Le treize octobre fut le jour ou j'ai appris qu'il ne me restait qu'un an tout au plus, j'ai vingt deux ans et je vais mourir.
J'ai souvent pensé à la mort, durant mon enfance, il m'arrivait de passer des heures allongé sur mon lit en pensant à ce concept, seulement maintenant, tout était différent, ce n'était plus un concept lointain, abstrait, c'était devenu une réalité inévitable.
Après être rentré de chez mon médecin ce jour là, j'étais resté chez moi plus d'une semaine, au début, j'avais du mal à y croire, je ne voulais pas l'accepter et puis très vite, je me suis souvenu de ces enfants auxquelles il m'arrivait de penser, ces enfants qui à peine nés, mourraient déjà, je m'étais demandé si souvent pourquoi, mais il y a-t-il réellement une raison à ça? Certainement pas, comment un enfant peut-il être mourant à peine après avoir pointé le nez sur ce monde? A-t-il simplement jeté un œil pour se dire, non, ici c'est trop pourri, je n'ai pas envi d'y vivre?
Non, il n'y a pas de raison et si un enfant peut être mourant, alors moi aussi, mon âge n'y changera rien.

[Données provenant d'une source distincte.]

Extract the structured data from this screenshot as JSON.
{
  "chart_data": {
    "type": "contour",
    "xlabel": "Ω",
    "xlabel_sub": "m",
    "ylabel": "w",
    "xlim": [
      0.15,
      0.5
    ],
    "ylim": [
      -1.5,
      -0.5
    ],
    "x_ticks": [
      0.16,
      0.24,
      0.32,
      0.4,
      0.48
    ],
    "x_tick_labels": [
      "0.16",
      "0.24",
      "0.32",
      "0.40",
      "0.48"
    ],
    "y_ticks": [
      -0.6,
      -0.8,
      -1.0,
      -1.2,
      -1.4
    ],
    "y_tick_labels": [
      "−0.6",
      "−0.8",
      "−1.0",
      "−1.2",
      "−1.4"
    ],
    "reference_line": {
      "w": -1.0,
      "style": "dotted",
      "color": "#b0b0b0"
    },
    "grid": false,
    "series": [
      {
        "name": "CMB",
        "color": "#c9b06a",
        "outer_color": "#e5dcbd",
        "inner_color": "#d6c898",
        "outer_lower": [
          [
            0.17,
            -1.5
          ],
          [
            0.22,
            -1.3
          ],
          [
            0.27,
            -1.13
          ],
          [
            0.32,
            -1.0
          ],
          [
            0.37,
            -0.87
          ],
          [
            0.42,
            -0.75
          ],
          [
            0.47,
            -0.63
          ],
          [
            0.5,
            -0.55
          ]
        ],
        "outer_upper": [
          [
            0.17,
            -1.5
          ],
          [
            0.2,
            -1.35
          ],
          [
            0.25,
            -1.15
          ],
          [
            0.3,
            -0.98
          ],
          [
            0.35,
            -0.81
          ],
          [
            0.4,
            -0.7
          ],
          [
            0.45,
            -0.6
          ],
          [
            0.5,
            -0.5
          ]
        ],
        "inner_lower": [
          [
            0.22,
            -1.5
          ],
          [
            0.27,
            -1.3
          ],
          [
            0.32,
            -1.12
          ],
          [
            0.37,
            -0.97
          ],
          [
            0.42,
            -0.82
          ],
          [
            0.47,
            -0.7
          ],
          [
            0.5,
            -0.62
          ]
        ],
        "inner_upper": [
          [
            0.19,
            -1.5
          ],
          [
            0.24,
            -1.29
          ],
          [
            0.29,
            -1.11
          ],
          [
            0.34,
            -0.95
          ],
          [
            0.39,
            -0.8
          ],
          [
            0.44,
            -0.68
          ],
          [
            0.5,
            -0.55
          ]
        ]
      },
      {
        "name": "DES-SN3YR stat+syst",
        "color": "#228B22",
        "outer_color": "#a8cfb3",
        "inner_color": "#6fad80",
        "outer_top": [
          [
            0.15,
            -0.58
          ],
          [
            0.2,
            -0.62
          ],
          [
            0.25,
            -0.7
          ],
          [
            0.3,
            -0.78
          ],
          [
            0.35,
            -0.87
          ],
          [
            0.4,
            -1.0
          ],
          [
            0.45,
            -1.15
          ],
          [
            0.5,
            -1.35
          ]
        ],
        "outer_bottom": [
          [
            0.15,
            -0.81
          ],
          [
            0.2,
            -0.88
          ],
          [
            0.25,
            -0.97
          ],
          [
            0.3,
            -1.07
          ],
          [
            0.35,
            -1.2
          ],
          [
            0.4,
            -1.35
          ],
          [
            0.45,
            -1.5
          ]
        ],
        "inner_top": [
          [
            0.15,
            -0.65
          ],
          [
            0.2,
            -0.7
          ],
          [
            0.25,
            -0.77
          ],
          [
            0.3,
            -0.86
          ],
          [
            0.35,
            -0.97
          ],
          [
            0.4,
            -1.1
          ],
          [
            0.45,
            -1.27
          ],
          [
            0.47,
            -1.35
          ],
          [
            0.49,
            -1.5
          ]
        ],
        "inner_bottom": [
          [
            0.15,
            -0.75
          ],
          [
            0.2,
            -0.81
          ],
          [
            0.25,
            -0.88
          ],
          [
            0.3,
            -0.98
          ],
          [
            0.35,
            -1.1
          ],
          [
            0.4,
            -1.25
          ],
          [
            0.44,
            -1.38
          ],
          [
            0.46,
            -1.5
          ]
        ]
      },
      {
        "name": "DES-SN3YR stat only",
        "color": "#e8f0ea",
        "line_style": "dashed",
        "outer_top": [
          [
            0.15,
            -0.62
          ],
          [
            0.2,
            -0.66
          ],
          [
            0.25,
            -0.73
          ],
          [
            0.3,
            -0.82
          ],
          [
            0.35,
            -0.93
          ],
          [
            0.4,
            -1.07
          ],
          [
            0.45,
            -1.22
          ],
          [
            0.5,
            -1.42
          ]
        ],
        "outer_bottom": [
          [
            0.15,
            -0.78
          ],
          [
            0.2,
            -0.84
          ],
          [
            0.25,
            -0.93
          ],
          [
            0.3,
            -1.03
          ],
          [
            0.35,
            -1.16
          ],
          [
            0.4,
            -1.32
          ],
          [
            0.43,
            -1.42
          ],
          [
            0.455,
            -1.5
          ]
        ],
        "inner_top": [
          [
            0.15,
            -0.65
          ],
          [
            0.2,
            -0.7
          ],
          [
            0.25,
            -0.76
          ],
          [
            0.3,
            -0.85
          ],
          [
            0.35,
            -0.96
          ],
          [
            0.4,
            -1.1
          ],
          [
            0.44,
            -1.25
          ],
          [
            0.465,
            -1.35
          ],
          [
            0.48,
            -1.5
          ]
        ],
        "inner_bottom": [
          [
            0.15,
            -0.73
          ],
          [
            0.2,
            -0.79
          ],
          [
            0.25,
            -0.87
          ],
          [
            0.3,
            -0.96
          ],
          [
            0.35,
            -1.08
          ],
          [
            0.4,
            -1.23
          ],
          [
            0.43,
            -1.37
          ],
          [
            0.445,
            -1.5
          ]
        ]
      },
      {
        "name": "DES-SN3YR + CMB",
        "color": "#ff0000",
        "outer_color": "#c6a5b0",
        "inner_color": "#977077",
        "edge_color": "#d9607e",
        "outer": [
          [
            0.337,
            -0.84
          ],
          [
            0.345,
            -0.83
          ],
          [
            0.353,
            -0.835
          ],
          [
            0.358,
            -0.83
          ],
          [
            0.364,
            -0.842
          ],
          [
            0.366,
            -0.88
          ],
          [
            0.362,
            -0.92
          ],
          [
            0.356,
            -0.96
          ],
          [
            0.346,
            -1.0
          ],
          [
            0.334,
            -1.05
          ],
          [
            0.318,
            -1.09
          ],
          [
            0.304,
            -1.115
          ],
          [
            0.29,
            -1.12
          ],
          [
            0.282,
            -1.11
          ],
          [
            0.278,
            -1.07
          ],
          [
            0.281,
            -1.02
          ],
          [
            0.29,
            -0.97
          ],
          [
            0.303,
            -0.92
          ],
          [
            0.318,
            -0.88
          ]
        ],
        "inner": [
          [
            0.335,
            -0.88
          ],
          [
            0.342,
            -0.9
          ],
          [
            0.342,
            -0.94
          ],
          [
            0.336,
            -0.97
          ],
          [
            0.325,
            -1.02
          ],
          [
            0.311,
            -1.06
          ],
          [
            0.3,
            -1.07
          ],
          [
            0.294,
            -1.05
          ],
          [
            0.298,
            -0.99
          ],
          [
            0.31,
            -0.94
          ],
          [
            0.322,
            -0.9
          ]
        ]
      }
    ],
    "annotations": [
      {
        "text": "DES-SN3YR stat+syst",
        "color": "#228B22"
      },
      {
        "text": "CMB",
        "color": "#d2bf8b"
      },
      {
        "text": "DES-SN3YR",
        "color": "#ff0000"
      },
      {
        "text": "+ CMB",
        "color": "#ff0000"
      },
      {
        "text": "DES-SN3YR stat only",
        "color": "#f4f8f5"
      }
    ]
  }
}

Ma deuxième étape fut donc de pleurer, contrairement à ces pauvres gamins, j'avais eu temps de faire des projets, d'avoir des rêves et surtout, je comprenais ce qui allait m'arriver, j'ai déversé ma peine une semaine, une semaine ou je ne pouvais rien faire sans fondre en larmes. J'étais terrifié, en fait, j'étais loin de m'imaginer qu'il était possible d'être aussi effrayé, penser à l'idée de la mort et penser à sa mort prochaine était deux choses si différentes
Et puis, au bout d'un moment, j'en ai eu marre, tous le monde risquait de mourir d'une seconde à l'autre d'un simple accident, d'une rupture d'anévrisme ou de je ne sais quoi d'autre, qu'avais-je de différent si ce n'était que contrairement à la plupart des gens, j'avais une date approximative de ma fin? Je ne voulais pas passer mes derniers moments sur ce monde à me morfondre, alors, j'ai décidé que le reste de ma vie ne serait fait que de moments joyeux, je tenterais de sourire et de faire sourire les autres dans la mesure du possible.
Nous étions donc le jeudi vingt sept octobre et après m'être préparé comme à mon habitude, je partais sur mon lieu de travail, non pas pour y travailler, mais pour démissionner, pas question de passer les quelques mois qu'il me restait enfermé dans un bureau, surement pas!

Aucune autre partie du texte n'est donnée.